API Platform 4.1: strict query params, multi-spec OpenAPI, and GraphQL limits

API Platform 4.1 arrived in February 2025 with a batch of features that are less about new capabilities and more about making the existing ones production-ready. Strict query param validation gets a first-class property. OpenAPI gains a mechanism for splitting large APIs into separate specs. GraphQL gets the abuse prevention controls it was missing.

Strict query parameter validation

3.3 introduced query parameter validation as opt-in. 3.4 deprecated the loose behavior. 4.1 formalizes it with a native strictQueryParameterValidation property on resources and operations: when set to true, unknown query parameters return 400.

use ApiPlatform\Metadata\GetCollection;
use ApiPlatform\Metadata\QueryParameter;

#[GetCollection(
    strictQueryParameterValidation: true,
    parameters: [
        new QueryParameter(key: 'utm_source', required: false, schema: ['type' => 'string']),
        new QueryParameter(key: 'feature_flag', required: false, schema: ['type' => 'string']),
    ]
)]
class Book {}

Declared parameters pass through; undeclared parameters are rejected. To disable strict validation on a specific operation when it is enabled at the resource level, set strictQueryParameterValidation: false on that operation.
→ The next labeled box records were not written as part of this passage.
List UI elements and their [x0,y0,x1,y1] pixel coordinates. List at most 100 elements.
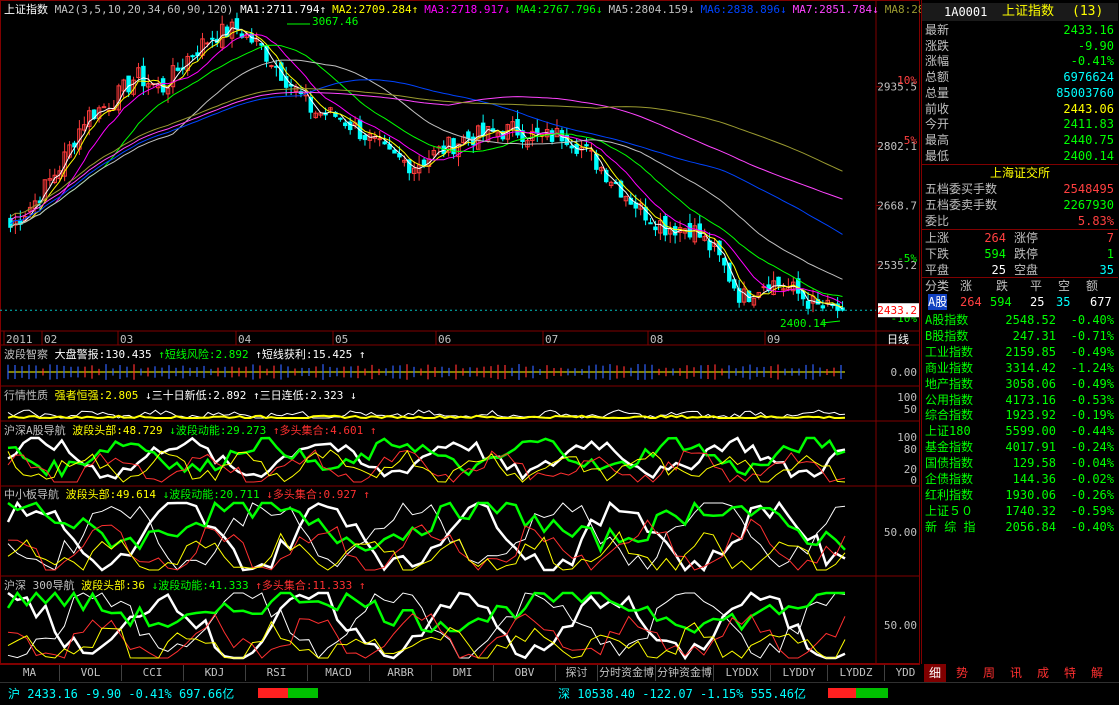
panel-button-特[interactable]: 特 [1059,664,1081,682]
indicator-value-3: ↑三日连低:2.323 [252,389,350,402]
index-row[interactable]: 新 综 指 2056.84 -0.40% [922,519,1118,535]
index-name: 国债指数 [925,456,974,471]
index-change: -0.19% [1070,408,1114,423]
panel-button-成[interactable]: 成 [1032,664,1054,682]
indicator-tab-6[interactable]: ARBR [370,665,432,681]
panel-button-势[interactable]: 势 [951,664,973,682]
ma-line-8 [10,88,843,218]
indicator-axis-label: 80 [904,443,917,456]
index-change: -0.71% [1070,328,1114,343]
indicator-tab-9[interactable]: 探讨 [556,665,598,681]
index-row[interactable]: 商业指数 3314.42 -1.24% [922,360,1118,376]
low-annotation: 2400.14 [780,317,827,330]
date-axis-label: 04 [238,333,252,346]
quote-row: 涨幅 -0.41% [922,53,1118,69]
category-header-cell: 空 [1058,279,1071,293]
pct-axis-label: -5% [897,252,917,265]
indicator-tab-3[interactable]: KDJ [184,665,246,681]
index-row[interactable]: 综合指数 1923.92 -0.19% [922,407,1118,423]
indicator-tab-14[interactable]: LYDDZ [828,665,885,681]
indicator-values: 波段头部:36 ↓波段动能:41.333 ↑多头集合:11.333 ↑ [81,579,365,592]
candle-body [377,138,382,141]
index-row[interactable]: 国债指数 129.58 -0.04% [922,455,1118,471]
quote-label: 最新 [925,23,950,37]
index-price: 3314.42 [1005,360,1056,375]
index-change: -0.24% [1070,440,1114,455]
category-empty: 35 [1056,295,1071,309]
candle-body [648,222,653,225]
indicator-tab-11[interactable]: 分钟资金博 [656,665,714,681]
index-change: -0.49% [1070,376,1114,391]
indicator-tab-1[interactable]: VOL [60,665,122,681]
indicator-value-3: ↑多头集合:11.333 [255,579,359,592]
sh-volume-bar [258,688,318,698]
indicator-tab-4[interactable]: RSI [246,665,308,681]
order-value: 5.83% [1077,214,1114,228]
indicator-tab-13[interactable]: LYDDY [771,665,828,681]
index-row[interactable]: 公用指数 4173.16 -0.53% [922,392,1118,408]
indicator-tab-15[interactable]: YDD [885,665,927,681]
indicator-tab-0[interactable]: MA [0,665,60,681]
index-change: -0.49% [1070,344,1114,359]
category-header-cell: 平 [1030,279,1043,293]
quote-value: -9.90 [1077,38,1114,53]
date-axis-label: 08 [650,333,663,346]
breadth-label: 空盘 [1014,263,1039,277]
indicator-tabs: MA VOL CCI KDJ RSI MACD ARBR DMI OBV 探讨 分时资金博 分钟资金博… [0,664,927,681]
indicator-axis-label: 0 [910,474,917,487]
order-row: 五档委买手数 2548495 [922,181,1118,197]
panel-button-细[interactable]: 细 [924,664,946,682]
chart-canvas[interactable]: 2935.52802.12668.72535.210%5%-5%-10%2433… [0,0,920,664]
quote-row: 最新 2433.16 [922,22,1118,38]
date-axis-label: 05 [335,333,348,346]
index-name: 综合指数 [925,408,974,423]
quote-value: -0.41% [1070,54,1114,69]
indicator-tab-5[interactable]: MACD [308,665,370,681]
indicator-axis-label: 50.00 [884,619,917,632]
breadth-label: 平盘 [925,263,950,277]
index-price: 5599.00 [1005,424,1056,439]
indicator-tab-8[interactable]: OBV [494,665,556,681]
panel-button-周[interactable]: 周 [978,664,1000,682]
category-down: 594 [990,295,1012,309]
ma-value-6: MA6:2838.896↓ [700,3,787,16]
indicator-name: 中小板导航 [4,488,59,501]
index-name: 基金指数 [925,440,974,455]
quote-value: 2443.06 [1063,101,1114,116]
candle-body [343,122,348,127]
indicator-value-4: ↑ [369,424,377,437]
panel-button-解[interactable]: 解 [1086,664,1108,682]
index-row[interactable]: 地产指数 3058.06 -0.49% [922,376,1118,392]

x-apiplatform-tag for multi-spec OpenAPI

Large APIs often need multiple OpenAPI specs: one per team, one per API version, one internal and one public. Before 4.1, the generated spec was one document, and splitting it required post-processing or separate API Platform instances.

4.1 adds an x-apiplatform-tag vendor extension (no trailing s). You tag operations with logical group names via the extensionProperties of an OpenAPI Operation object, then request the spec filtered to one or more groups:

use ApiPlatform\Metadata\GetCollection;
use ApiPlatform\OpenApi\Factory\OpenApiFactory;
use ApiPlatform\OpenApi\Model\Operation;

#[GetCollection(
    openapi: new Operation(
        extensionProperties: [OpenApiFactory::API_PLATFORM_TAG => ['public', 'v2']]
    )
)]
class Book {}

Requesting /api/docs.json?filter_tags[]=public returns only the operations tagged public. The full spec is still available without a filter. Groups do not affect the actual API behavior — they are a documentation-layer concern only.

This makes it feasible to maintain one API Platform configuration while serving different spec views to different consumers: a public Swagger UI, a partner portal, and an internal tool that exposes admin endpoints.

HTTP authentication in Swagger UI

Before 4.1, the Swagger UI bundled with API Platform supported Bearer token authentication via its “Authorize” dialog. API Key and HTTP Basic authentication were not wired in.

4.1 adds support for multiple security schemes in the generated OpenAPI document. Security schemes are added by decorating the OpenApiFactory and modifying the components.securitySchemes object of the spec. Each declared scheme then appears in Swagger UI’s “Authorize” dialog and is applied to requests made from the UI. This is a documentation and developer experience improvement — the actual authentication logic in your application is not affected.

GraphQL query depth and complexity limits

GraphQL’s recursive query structure makes it trivial to craft a query that is small in bytes but enormous in execution cost. Without limits, a nested query four levels deep across a many-to-many relation can hit the database hundreds of times.

4.1 adds configurable depth and complexity limits:

api_platform:
    graphql:
        max_query_depth: 10
        max_query_complexity: 100

max_query_depth is the maximum nesting level. max_query_complexity assigns a cost to each field and rejects queries whose total cost exceeds the threshold. Queries that exceed either limit are rejected before execution with a 400 response.

There is no universally correct value for these limits — they depend on your schema shape and expected query patterns. The defaults are intentionally permissive to avoid breaking existing APIs on upgrade. Tightening them is a deliberate configuration choice.

Operation-level output formats

4.0 and earlier configured accepted and returned content types at the API level. 4.1 lets you narrow this per operation:

use ApiPlatform\Metadata\GetCollection;

#[GetCollection(
    outputFormats: ['jsonld' => ['application/ld+json']],
    inputFormats: ['json' => ['application/json']],
)]
class Book {}

Operations that do not specify formats inherit the API-level configuration. This is useful for endpoints that need to return a specific format (a CSV export, a binary stream) without changing the defaults for the rest of the API.